Starbucks Stock CRASHING: Will it Recover or Get Worse? (SBUX Analysis)
It’s amazing that the news continues to tell you how great the economy is, yet if you dig just a little deeper, the best companies in the world continue to tell you it’s bad. Starbucks and other S&P 500 companies are quite literally the best and biggest companies which brings unique advantages, so when they tell you they’re struggling, that means it’s even worse for small businesses.
SBUX 0.00%↑ recent earnings call was terrible and the stock dropped 16% as a result. But, that’s what got me interested in giving the company another look and here’s what I found.
“We continue to feel the impact of a more cautious consumer, particularly with our more occasional customer, and a deteriorating economic outlook has weighed on customer traffic and impact felt broadly across the industry.” - Starbucks CEO Laxman Narasimhan
While Starbucks does sell highly discretionary overpriced coffee, you can extrapolate, if people are not buying $5 drinks, you can bet they are not buying the more expensive items in the discretionary category, so basically everything else.
63% of Starbucks’ beverage sales are cold, up 1% year over year for the 2nd quarter. This brings me to the main point I want to highlight. Starbucks actually seems like a somewhat seasonal or cyclical business, in which it does better in the warmer months. Because of this, the current quarter tends to be the weakest with business picking back up in the Spring, Summer and Fall. Therefore I think this is a great place to buy Starbucks as it is probably at or near the low.
As you can see below, Starbucks has reached this level every year for the past 4 years in May, the only time it went lower was during the pandemic.

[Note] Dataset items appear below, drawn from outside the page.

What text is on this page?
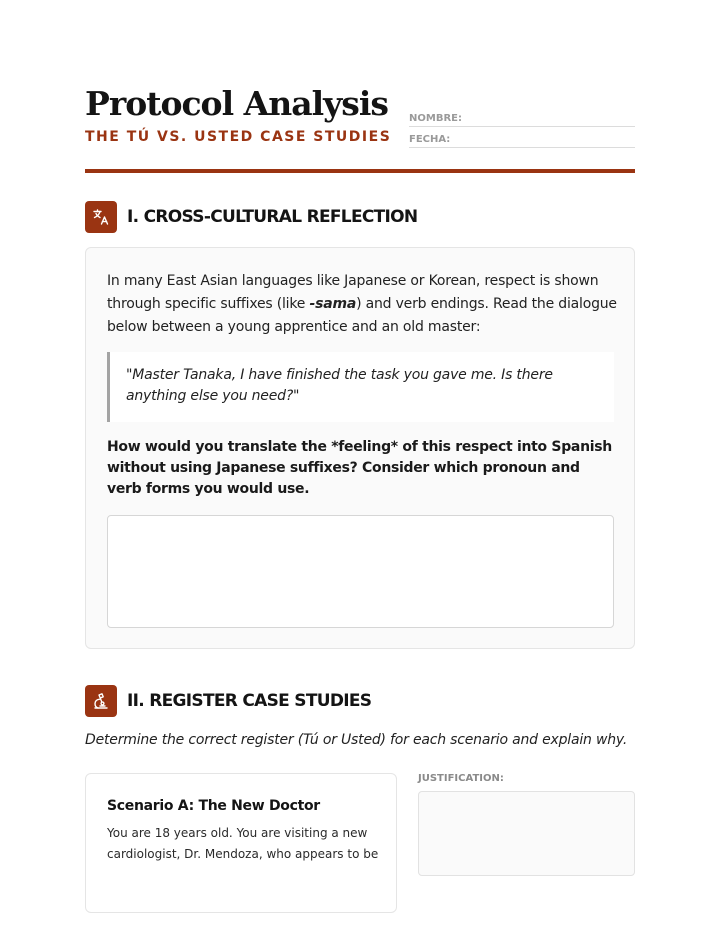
Protocol Analysis
THE TÚ VS. USTED CASE STUDIES
NOMBRE:
FECHA:
I. CROSS-CULTURAL REFLECTION

In many East Asian languages like Japanese or Korean, respect is shown through specific suffixes (like -sama) and verb endings. Read the dialogue below between a young apprentice and an old master:

"Master Tanaka, I have finished the task you gave me. Is there anything else you need?"
How would you translate the *feeling* of this respect into Spanish without using Japanese suffixes? Consider which pronoun and verb forms you would use.
II. REGISTER CASE STUDIES
Determine the correct register (Tú or Usted) for each scenario and explain why.
Scenario A: The New Doctor
You are 18 years old. You are visiting a new cardiologist, Dr. Mendoza, who appears to be
JUSTIFICATION:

It then proceeded higher over the next few quarters. It makes sense that if 63% of their drink sales are cold, they will do better in the warmer months. Then the Fall benefits from a combination of warm weather and seasonal favorites like Pumpkin Spice Lattes and the disgusting Peppermint Mocha (Mint is only acceptable for teeth brushing, not eating, gross).
Big money agrees as someone sold 4,000 puts at a $70 strike, meaning they are willing to buy 400,000 shares of Starbucks for $28 million. I’d say this person is pretty confident this is the bottom and/or a great place to buy.
Thanks to the crash you also get a higher dividend yield now with Starbucks, 3.1% or $2.28 per share annually while you wait for the recovery. This means if you own 100 shares of Starbucks, you get paid $228 annually in dividends alone. The company is also increasing it’s dividend every year, they’ve grown it on average 10% annually for the past 5 years.
The one developing threat to Starbucks that I’m continuing to monitor is the rise of the energy drink space, mainly Celsius. I think these energy drinks are probably part of the reason you saw Starbucks sales decline and are worth keeping an eye on. Energy drinks are no longer reserved for vodka red bulls, people are drinking Celsius all the time now and perhaps in place of their Starbucks coffee. I continue to see people drinking them at the gym, it’s become a work favorite and some even like to drink CELH 0.00%↑ with their food as you see Jersey Mikes and Dunkin Donuts now carry Celsius.
It’s funny after I typed this I got to the part in the Starbucks report where they announced, big surprise, the launch of a low calorie energy drink!
“We're launching… a zero to low-calorie handcrafted energy beverage… And later this year, we will add up to five sugar-free customization options to our menu in response to both partner and customer requests. This will provide a lower-calorie option for approximately 80% of our beverages.” -CEO
The company is also building more than 3,000 new stores globally this year. MOP (Mobile order and pay) set another record in the US this quarter and represented 31% of transactions and Starbucks rewards members now number nearly 33 million. This is a similar strength like I had highlighted with Chipotle’s mobile ordering trends in my article on CMG 0.00%↑:
Mobile ordering is here to stay and only growing, I think it is a huge strength for companies like Chipotle and Starbucks.
This seems like a really bad one off quarter. -1% revenue year over year is nothing all things considered, -11% China raises some concerns but I think this will all blow over and improve over the rest of the year as we move into the warmer months.
They did not issue great guidance but again I think this is historically the company’s weak quarter and perhaps this is a case of underpromising and overdelivering.